With only a few days remaining in 2015, we now have a pretty good idea that New Orleans will finish the year with between 159 (the total as of December 26th) and perhaps 161 murders. This total will be the highest we have had since 2012, but still represents a drop of 15-20 percent from where we were in 2011 (199 murders) and 2012 (193).
Now that our murder tally for the year is starting to clarify, we can begin to make a fairly educated guess on where New Orleans’ murder rate will rank nationally in 2015. First, for some context I pulled NOLA’s national ranking in terms of murder rate for every year since 1985 in the below table. This table highlights the city’s “stubbornly high” murder problem, as Mayor Landrieu recently called it.
These numbers are startling. New Orleans has been the “murder capital of the United States” in 13 of the last 22 years. New Orleans has finished below third exactly once in the last 22 years (a fifth-place finish in 1999). New Orleans has not placed outside the top five nationally in murder rate since 1986.
Turning to 2015, a murder total of between 159 and 161 will produce a murder rate per 100,000 residents of roughly 40 assuming a population of 400,000 people this year. To estimate where New Orleans will most likely finish nationally, I first looked at the top 10 cities from 2014. The table below shows the 2014 murder rate for each of the top 20 cities nationally and the change in rate in 2015 that would be needed for each city to pass New Orleans in the rankings.
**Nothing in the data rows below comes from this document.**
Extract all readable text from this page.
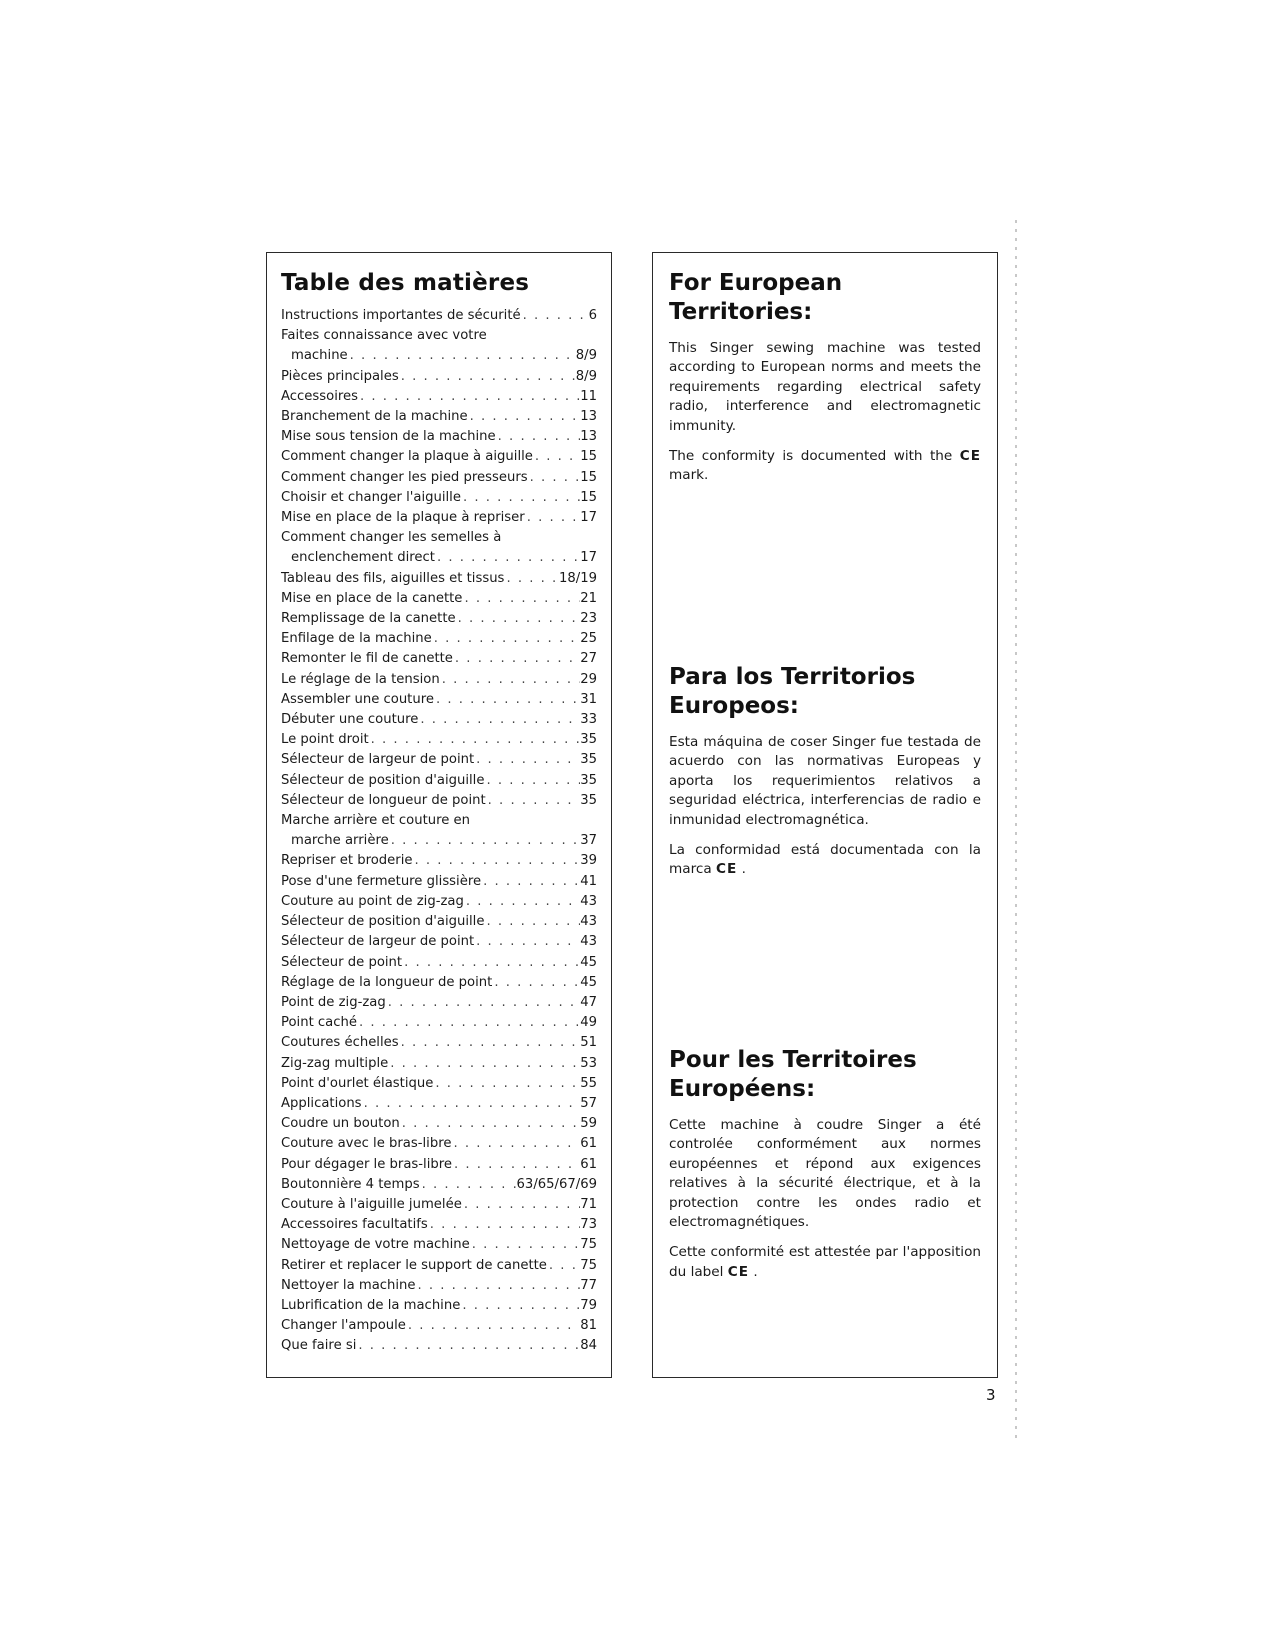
Table des matières
Instructions importantes de sécurité . . .	6
Faites connaissance avec votre
machine . . .	8/9
Pièces principales . . .	8/9
Accessoires . . .	11
Branchement de la machine . . .	13
Mise sous tension de la machine . . .	13
Comment changer la plaque à aiguille . . .	15
Comment changer les pied presseurs . . .	15
Choisir et changer l'aiguille . . .	15
Mise en place de la plaque à repriser . . .	17
Comment changer les semelles à
enclenchement direct . . .	17
Tableau des fils, aiguilles et tissus . . .	18/19
Mise en place de la canette . . .	21
Remplissage de la canette . . .	23
Enfilage de la machine . . .	25
Remonter le fil de canette . . .	27
Le réglage de la tension . . .	29
Assembler une couture . . .	31
Débuter une couture . . .	33
Le point droit . . .	35
Sélecteur de largeur de point . . .	35
Sélecteur de position d'aiguille . . .	35
Sélecteur de longueur de point . . .	35
Marche arrière et couture en
marche arrière . . .	37
Repriser et broderie . . .	39
Pose d'une fermeture glissière . . .	41
Couture au point de zig-zag . . .	43
Sélecteur de position d'aiguille . . .	43
Sélecteur de largeur de point . . .	43
Sélecteur de point . . .	45
Réglage de la longueur de point . . .	45
Point de zig-zag . . .	47
Point caché . . .	49
Coutures échelles . . .	51
Zig-zag multiple . . .	53
Point d'ourlet élastique . . .	55
Applications . . .	57
Coudre un bouton . . .	59
Couture avec le bras-libre . . .	61
Pour dégager le bras-libre . . .	61
Boutonnière 4 temps . . .	63/65/67/69
Couture à l'aiguille jumelée . . .	71
Accessoires facultatifs . . .	73
Nettoyage de votre machine . . .	75
Retirer et replacer le support de canette . . .	75
Nettoyer la machine . . .	77
Lubrification de la machine . . .	79
Changer l'ampoule . . .	81
Que faire si . . .	84
For European Territories:

This Singer sewing machine was tested according to European norms and meets the requirements regarding electrical safety radio, interference and electromagnetic immunity.

The conformity is documented with the CE mark.

Para los Territorios Europeos:

Esta máquina de coser Singer fue testada de acuerdo con las normativas Europeas y aporta los requerimientos relativos a seguridad eléctrica, interferencias de radio e inmunidad electromagnética.

La conformidad está documentada con la marca CE .

Pour les Territoires Européens:

Cette machine à coudre Singer a été controlée conformément aux normes européennes et répond aux exigences relatives à la sécurité électrique, et à la protection contre les ondes radio et electromagnétiques.

Cette conformité est attestée par l'apposition du label CE .

3
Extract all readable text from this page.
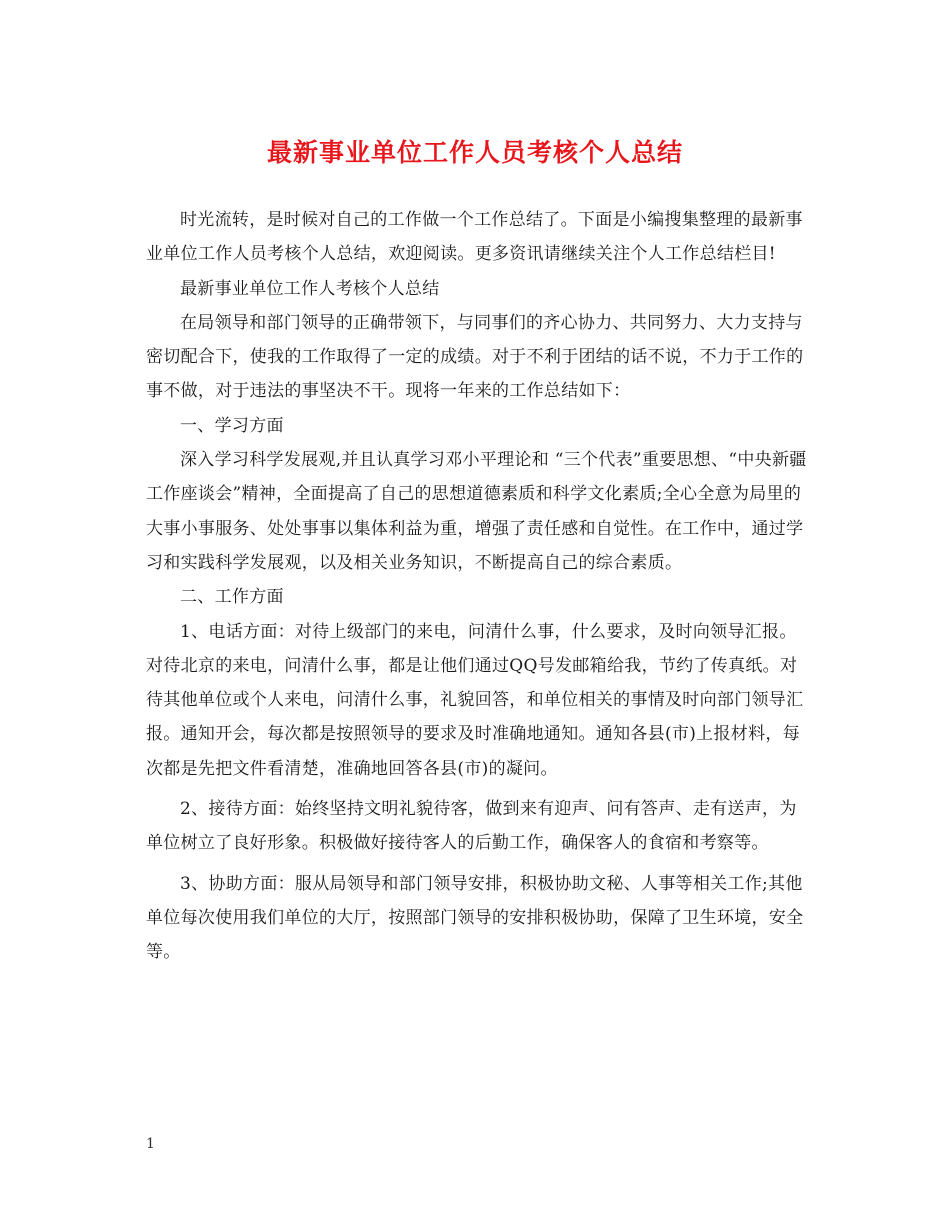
最新事业单位工作人员考核个人总结

时光流转，是时候对自己的工作做一个工作总结了。下面是小编搜集整理的最新事业单位工作人员考核个人总结，欢迎阅读。更多资讯请继续关注个人工作总结栏目!

最新事业单位工作人考核个人总结

在局领导和部门领导的正确带领下，与同事们的齐心协力、共同努力、大力支持与密切配合下，使我的工作取得了一定的成绩。对于不利于团结的话不说，不力于工作的事不做，对于违法的事坚决不干。现将一年来的工作总结如下：

一、学习方面

深入学习科学发展观,并且认真学习邓小平理论和 “三个代表”重要思想、“中央新疆工作座谈会”精神，全面提高了自己的思想道德素质和科学文化素质;全心全意为局里的大事小事服务、处处事事以集体利益为重，增强了责任感和自觉性。在工作中，通过学习和实践科学发展观，以及相关业务知识，不断提高自己的综合素质。

二、工作方面

1、电话方面：对待上级部门的来电，问清什么事，什么要求，及时向领导汇报。对待北京的来电，问清什么事，都是让他们通过QQ号发邮箱给我，节约了传真纸。对待其他单位或个人来电，问清什么事，礼貌回答，和单位相关的事情及时向部门领导汇报。通知开会，每次都是按照领导的要求及时准确地通知。通知各县(市)上报材料，每次都是先把文件看清楚，准确地回答各县(市)的凝问。

2、接待方面：始终坚持文明礼貌待客，做到来有迎声、问有答声、走有送声，为单位树立了良好形象。积极做好接待客人的后勤工作，确保客人的食宿和考察等。

3、协助方面：服从局领导和部门领导安排，积极协助文秘、人事等相关工作;其他单位每次使用我们单位的大厅，按照部门领导的安排积极协助，保障了卫生环境，安全等。

1
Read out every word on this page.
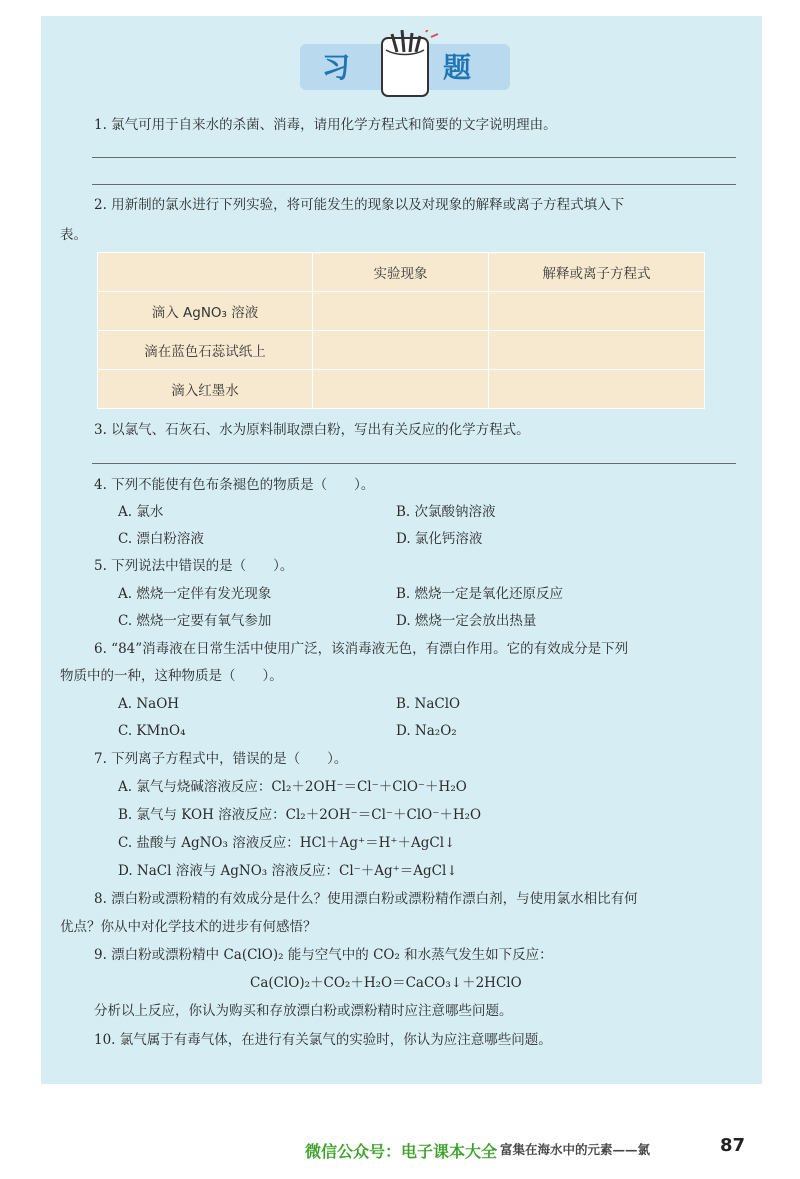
习	题
1. 氯气可用于自来水的杀菌、消毒，请用化学方程式和简要的文字说明理由。
2. 用新制的氯水进行下列实验，将可能发生的现象以及对现象的解释或离子方程式填入下
表。
	实验现象	解释或离子方程式
滴入 AgNO₃ 溶液		
滴在蓝色石蕊试纸上		
滴入红墨水		
3. 以氯气、石灰石、水为原料制取漂白粉，写出有关反应的化学方程式。
4. 下列不能使有色布条褪色的物质是（　　）。
A. 氯水	B. 次氯酸钠溶液
C. 漂白粉溶液	D. 氯化钙溶液
5. 下列说法中错误的是（　　）。
A. 燃烧一定伴有发光现象	B. 燃烧一定是氧化还原反应
C. 燃烧一定要有氧气参加	D. 燃烧一定会放出热量
6. “84”消毒液在日常生活中使用广泛，该消毒液无色，有漂白作用。它的有效成分是下列
物质中的一种，这种物质是（　　）。
A. NaOH	B. NaClO
C. KMnO₄	D. Na₂O₂
7. 下列离子方程式中，错误的是（　　）。
A. 氯气与烧碱溶液反应：Cl₂＋2OH⁻＝Cl⁻＋ClO⁻＋H₂O
B. 氯气与 KOH 溶液反应：Cl₂＋2OH⁻＝Cl⁻＋ClO⁻＋H₂O
C. 盐酸与 AgNO₃ 溶液反应：HCl＋Ag⁺＝H⁺＋AgCl↓
D. NaCl 溶液与 AgNO₃ 溶液反应：Cl⁻＋Ag⁺＝AgCl↓
8. 漂白粉或漂粉精的有效成分是什么？使用漂白粉或漂粉精作漂白剂，与使用氯水相比有何
优点？你从中对化学技术的进步有何感悟？
9. 漂白粉或漂粉精中 Ca(ClO)₂ 能与空气中的 CO₂ 和水蒸气发生如下反应：
Ca(ClO)₂＋CO₂＋H₂O＝CaCO₃↓＋2HClO
分析以上反应，你认为购买和存放漂白粉或漂粉精时应注意哪些问题。
10. 氯气属于有毒气体，在进行有关氯气的实验时，你认为应注意哪些问题。
微信公众号：电子课本大全 富集在海水中的元素——氯	87
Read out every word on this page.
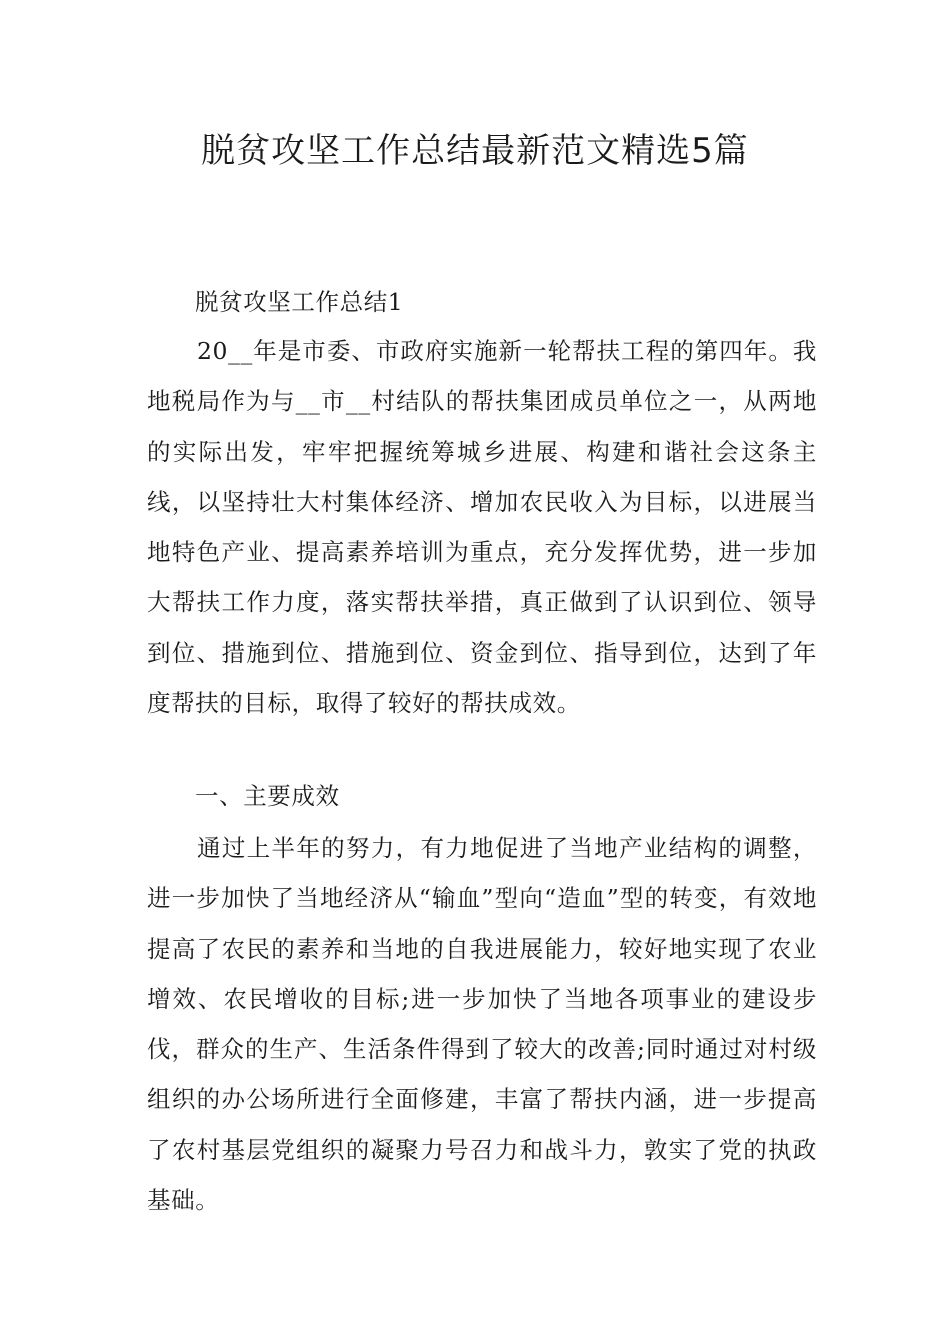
脱贫攻坚工作总结最新范文精选5篇

脱贫攻坚工作总结1

20__年是市委、市政府实施新一轮帮扶工程的第四年。我地税局作为与__市__村结队的帮扶集团成员单位之一，从两地的实际出发，牢牢把握统筹城乡进展、构建和谐社会这条主线，以坚持壮大村集体经济、增加农民收入为目标，以进展当地特色产业、提高素养培训为重点，充分发挥优势，进一步加大帮扶工作力度，落实帮扶举措，真正做到了认识到位、领导到位、措施到位、措施到位、资金到位、指导到位，达到了年度帮扶的目标，取得了较好的帮扶成效。

一、主要成效

通过上半年的努力，有力地促进了当地产业结构的调整，进一步加快了当地经济从“输血”型向“造血”型的转变，有效地提高了农民的素养和当地的自我进展能力，较好地实现了农业增效、农民增收的目标;进一步加快了当地各项事业的建设步伐，群众的生产、生活条件得到了较大的改善;同时通过对村级组织的办公场所进行全面修建，丰富了帮扶内涵，进一步提高了农村基层党组织的凝聚力号召力和战斗力，敦实了党的执政基础。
St Louis would need a nearly 20 percent drop in its murder rate in 2015 in order to fall below New Orleans’ expected rate of 40.25. According to St Louis police, the city is on pace for a 17 percent increase over last year, suggesting St Louis will retain its position as the country’s murder capital in 2015. Detroit’s murder total is a little less clear, but their Open Data portal showed 289 homicides as of Dec. 22. This would translate to a murder rate of around 43 per 100,000 in Detroit, the same as 2014 and ahead of New Orleans.
Baltimore has seen a huge spike in gun violence in 2015 and will almost certainly pass New Orleans and Detroit in the national rankings. One tally showed 336 murders in Baltimore in 2015 as of Dec. 20. Baltimore will likely move up to second place this year with a murder rate around 53.9 per 100,000.
Of the other candidates to pass New Orleans, Newark (ranked fifth in 2014) is looking at a 4 percent jump in murder, which will not be enough to pass New Orleans. Milwaukee, which was No. 20 last year, is looking at a nearly 70 percent increase in its murder rate from 2014 to 2015, but they still won’t crack the top five nationally this year even with that increase.
There does not appear to be a city ranked below New Orleans (other than Baltimore) that will pass it in murder rate in 2015. Based on this analysis, therefore, New Orleans will most likely rank fourth nationally in murder rate this year.
This ranking, if realized, would be the city’s first foray outside of the top three nationally since 1999 and only the seventh finish outside the top three in the last 30 years.
New Orleans obviously has a long way to go in its effort to quell the stubborn tide of violent crime. That having been said, it is a positive step to see the city move further and further away from the top of the national murder leader board.